Un lienzo largo e interminable,
una inmaculada tela blanca
que se desgarra, lentamente al principio
y luego más y más deprisa,
se rasga en dos pedazos con un silbido.
Esto es el principio.
¡Escuchad! ¿No lo oís?
¡Agarraos bien!
Y regresa el silencio.
Sólo se oye un sutil tintineo
en los aparadores,
el temblor del cristal,
más y más tenue
hasta desaparecer.
¿Quieres decir que
eso fue todo? Sí. Todo pasó.
Eso fue sólo el principo.
El principio del fin
es siempre discreto.
A bordo son ahora
las once cuarenta. Hay una grieta
de doscientos metros
en el casco de acero,
bajo la línea de flotación,
abierta por un cuchillo gigantesco.
El agua corre
hacia las escotillas.
Emergiendo treinta metros,
el iceberg pasa silencioso,
se desliza junto al barco resplandeciente,
y se pierde en la oscuridad.
Canto II
Fue muy ligero el golpe. Primer mensaje por radio:
Hora 00:15. Mayday. Llamada general. Posición 41° 64’ Norte
50° 14’ Oeste. ¡Realmente fabuloso, este Marconi!
Un tictac en la cabeza, en el auricular, inalámbrico,
y no obstante lejano, muy lejano, ¡a más de medio siglo!
Ni sirenas ni campanas de alarma, simplemente
unos golpes discretos contra la puerta de la cabina,
tosecillas en el salón de fumar.
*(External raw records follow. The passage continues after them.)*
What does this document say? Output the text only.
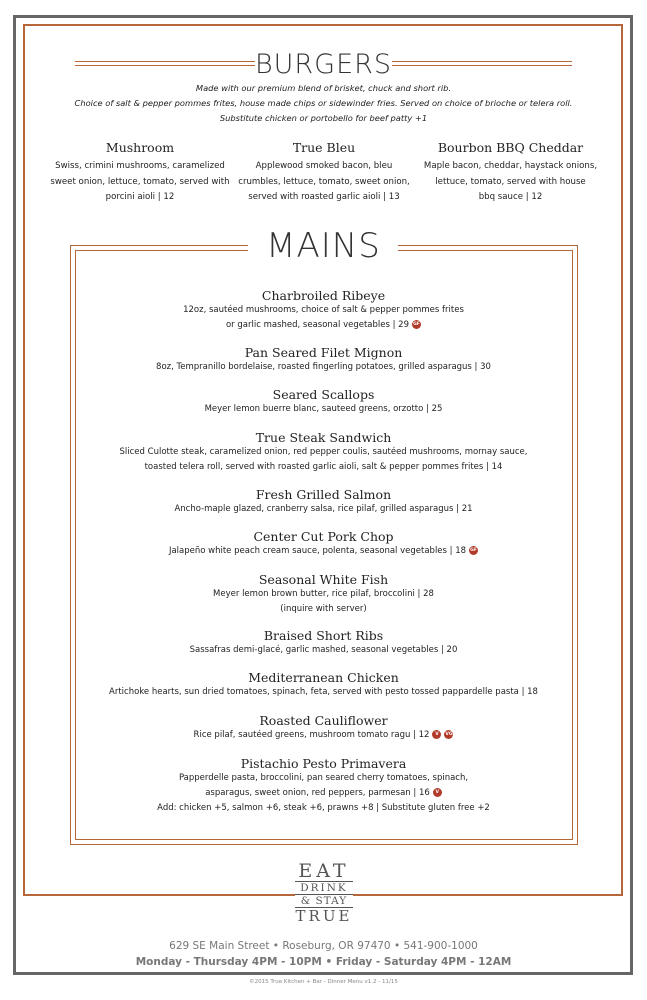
BURGERS
Made with our premium blend of brisket, chuck and short rib.
Choice of salt & pepper pommes frites, house made chips or sidewinder fries. Served on choice of brioche or telera roll.
Substitute chicken or portobello for beef patty +1
Mushroom
Swiss, crimini mushrooms, caramelized
sweet onion, lettuce, tomato, served with
porcini aioli | 12
True Bleu
Applewood smoked bacon, bleu
crumbles, lettuce, tomato, sweet onion,
served with roasted garlic aioli | 13
Bourbon BBQ Cheddar
Maple bacon, cheddar, haystack onions,
lettuce, tomato, served with house
bbq sauce | 12
MAINS
Charbroiled Ribeye
12oz, sautéed mushrooms, choice of salt & pepper pommes frites
or garlic mashed, seasonal vegetables | 29 GF
Pan Seared Filet Mignon
8oz, Tempranillo bordelaise, roasted fingerling potatoes, grilled asparagus | 30
Seared Scallops
Meyer lemon buerre blanc, sauteed greens, orzotto | 25
True Steak Sandwich
Sliced Culotte steak, caramelized onion, red pepper coulis, sautéed mushrooms, mornay sauce,
toasted telera roll, served with roasted garlic aioli, salt & pepper pommes frites | 14
Fresh Grilled Salmon
Ancho-maple glazed, cranberry salsa, rice pilaf, grilled asparagus | 21
Center Cut Pork Chop
Jalapeño white peach cream sauce, polenta, seasonal vegetables | 18 GF
Seasonal White Fish
Meyer lemon brown butter, rice pilaf, broccolini | 28
(inquire with server)
Braised Short Ribs
Sassafras demi-glacé, garlic mashed, seasonal vegetables | 20
Mediterranean Chicken
Artichoke hearts, sun dried tomatoes, spinach, feta, served with pesto tossed pappardelle pasta | 18
Roasted Cauliflower
Rice pilaf, sautéed greens, mushroom tomato ragu | 12 V VG
Pistachio Pesto Primavera
Papperdelle pasta, broccolini, pan seared cherry tomatoes, spinach,
asparagus, sweet onion, red peppers, parmesan | 16 V
Add: chicken +5, salmon +6, steak +6, prawns +8 | Substitute gluten free +2
EAT
DRINK
& STAY
TRUE
629 SE Main Street • Roseburg, OR 97470 • 541-900-1000
Monday - Thursday 4PM - 10PM • Friday - Saturday 4PM - 12AM
©2015 True Kitchen + Bar - Dinner Menu v1.2 - 11/15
Sobre el puente D, mientras
abajo el agua sube, el steward ata los cordones de las botas
a un viejo caballero quejumbroso vinculado
a las máquinas herramienta y a la industria metalúrgica.
¡Damas mías, coraje! ¡Que no os consuma la fatiga!
¡Al galope!, exclama el señor McCawley, profesor de gimnasia,
atravesando el gimnasio artesonado,
impecable como siempre con su traje de franela.
Dromedarios mecánicos oscilan mudos y cadenciosos.
Nadie sospecha que este hombre infatigable padece de una úlcera de [estómago,
que no sabe nadar, que tiene miedo. John Jacob Astor,
por su parte, hunde su lima de uñas en un salvavidas
para mostrar a su esposa (de soltera Connaught)
lo que contiene (probablemente corcho) mientras penetra
el agua a chorros en la bodega de proa y su helado turbión
gorgotea entre las sacas del correo, se filtra en los
pañoles. Los músicos, de uniforme inmaculado,
interpretan Wigl Wagl Wak My Monkey,
un popurrí de «The Dollar Princess».
Todos al Metropol. La loca alegría del loco Berlín.
Solamente allá abajo, allá donde como siempre
se comprende primero,
agarran a toda prisa los bebés,
petates y edredones rojos. La chusma
del entrepuente no habla inglés ni alemán, pero hay algo
que no requiere explicación:
que a la primera clase le toca el primer turno
y que nunca hay botellas de leche suficientes,
ni zapatos ni botes salvavidas para todos.
Apocalipsis. Escuela umbría, hacia 1490
No es joven ya, suspira,
saca un gran lienzo, medita,
discute tenaz y largamente con el cliente,
un carmelita avaro llegado de los Abruzzos.
Prior o superior. Ya comienza el invierno.